Across the world, languages enable their speakers to communicate effectively using relatively small lexicons compared to the complexity of the environment. How do word meanings facilitate this ability across languages? The forces that govern how languages assign meanings to words, i.e., human semantic systems, have been debated for decades. Recently, it has been suggested that languages are adapted for efficient communication. However, a major question has been left largely unaddressed: how does pressure for efficiency relate to the evolution of semantic systems? This thesis addresses this question by identifying fundamental information-theoretic principles that may underlie semantic systems and their evolution. The main results and contributions of this thesis are structured in three parts, as detailed below.
Part I presents our information-theoretic approach to semantic systems and demonstrates its predictive power and empirical advantages. We argue that languages efficiently encode meanings into words by optimizing the Information Bottleneck (IB) tradeoff between the complexity and accuracy of the lexicon. We begin by testing this hypothesis in the domain of color naming, and show that color naming across languages is near-optimally efficient in the IB sense. Furthermore, this finding suggests (1) a theoretical explanation for why empirically observed patterns of inconsistent naming and stochastic categories, which introduce ambiguity, are efficient for communication; and (2) that languages may evolve under pressure for efficient coding through an annealing-like process that synthesizes continuous and discrete aspects of previous accounts of color category evolution. This process generates quantitative predictions for how color naming systems may change over time. These predictions are directly supported by an analysis of recent data documenting changes over time in the color naming system of a single language. In addition, we show that this general approach also applies to two qualitatively different semantic domains: names for household containers, and for animal categories. Taken together, these findings suggest that pressure for efficient coding under limited resources, as defined by IB, may shape semantic systems across languages and across domains.

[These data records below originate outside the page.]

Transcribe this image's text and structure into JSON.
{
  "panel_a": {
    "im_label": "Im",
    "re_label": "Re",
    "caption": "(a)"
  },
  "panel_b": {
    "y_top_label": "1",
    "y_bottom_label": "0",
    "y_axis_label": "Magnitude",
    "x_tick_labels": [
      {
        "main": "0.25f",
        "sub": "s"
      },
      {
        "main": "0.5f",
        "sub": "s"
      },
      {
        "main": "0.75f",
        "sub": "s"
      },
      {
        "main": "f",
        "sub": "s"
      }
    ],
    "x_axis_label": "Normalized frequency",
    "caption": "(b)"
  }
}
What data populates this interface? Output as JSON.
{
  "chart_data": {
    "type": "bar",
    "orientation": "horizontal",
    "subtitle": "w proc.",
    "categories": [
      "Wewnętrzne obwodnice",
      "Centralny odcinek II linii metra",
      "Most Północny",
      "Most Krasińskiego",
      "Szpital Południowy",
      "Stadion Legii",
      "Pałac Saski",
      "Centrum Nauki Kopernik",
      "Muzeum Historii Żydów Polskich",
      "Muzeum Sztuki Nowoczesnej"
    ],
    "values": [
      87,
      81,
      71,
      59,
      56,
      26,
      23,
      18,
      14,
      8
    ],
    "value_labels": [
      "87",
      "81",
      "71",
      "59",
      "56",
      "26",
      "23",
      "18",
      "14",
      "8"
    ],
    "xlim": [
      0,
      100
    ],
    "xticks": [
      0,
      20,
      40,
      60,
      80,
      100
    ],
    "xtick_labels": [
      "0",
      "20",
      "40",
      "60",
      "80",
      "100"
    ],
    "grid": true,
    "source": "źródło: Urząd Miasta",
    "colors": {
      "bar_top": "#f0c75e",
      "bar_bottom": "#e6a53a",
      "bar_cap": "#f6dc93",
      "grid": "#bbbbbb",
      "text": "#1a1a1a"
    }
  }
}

Part II presents an information-theoretic approach for characterizing communicative need. Communicative need is a central component in many efficiency-based approaches to language, including the IB approach mentioned above. It is formulated as a prior distribution over elements in the environment that reflects the frequency with which they are referred to during communication. There is evidence that this component may have substantial influence on semantic systems, however it has not been clear how to characterize and estimate it. We address this problem by invoking two general information-theoretic principles: the capacity-achieving principle, and the maximum-entropy principle. As before, we test this approach in the domain of color naming. First, an analysis based on the capacity-achieving principle suggests that color naming may be shaped by communicative need in interaction with color perception, as opposed to traditional accounts that focused mainly on perception and recent accounts that focused mainly on need. Second, by invoking the maximum-entropy principle with word-frequency constraints, we show that linguistic usage may be the most relevant factor for characterizing the communicative need of colors, as opposed to the statistics of colors in the visual environment. This approach is domain-general, and so it may also be used to characterize communicative need in other semantic domains.
Part III touches on the foundations of the IB framework by extending the mathematical understanding of the structure and evolution of efficient IB representations. This contribution is important given the growing evidence for the applicability of the IB principle not only to language, but also to deep learning, neuroscience, and cognition. Here, we consider specifically the case of discrete, or symbolic, representations, as in our application of IB to the evolution of human semantic systems. We characterize the structural changes in the IB representations as they evolve via a deterministic annealing process; derive an algorithm for finding critical points; and numerically explore the types of bifurcations and related phenomena that occur in IB. These phenomena and the theoretical justification for this approach apply to efficient symbolic representations in both humans and machines. Therefore, we believe that this approach could potentially guide the development of artificial intelligence systems with human-like semantics.
In conclusion, this thesis presents a mathematical approach to semantic systems that is comprehensively grounded in information theory and is supported empirically. Pressure for efficient coding arises as a major force that may shape semantic systems across languages, suggesting that the same principles that govern low-level neural representations may also govern high-level semantic representations.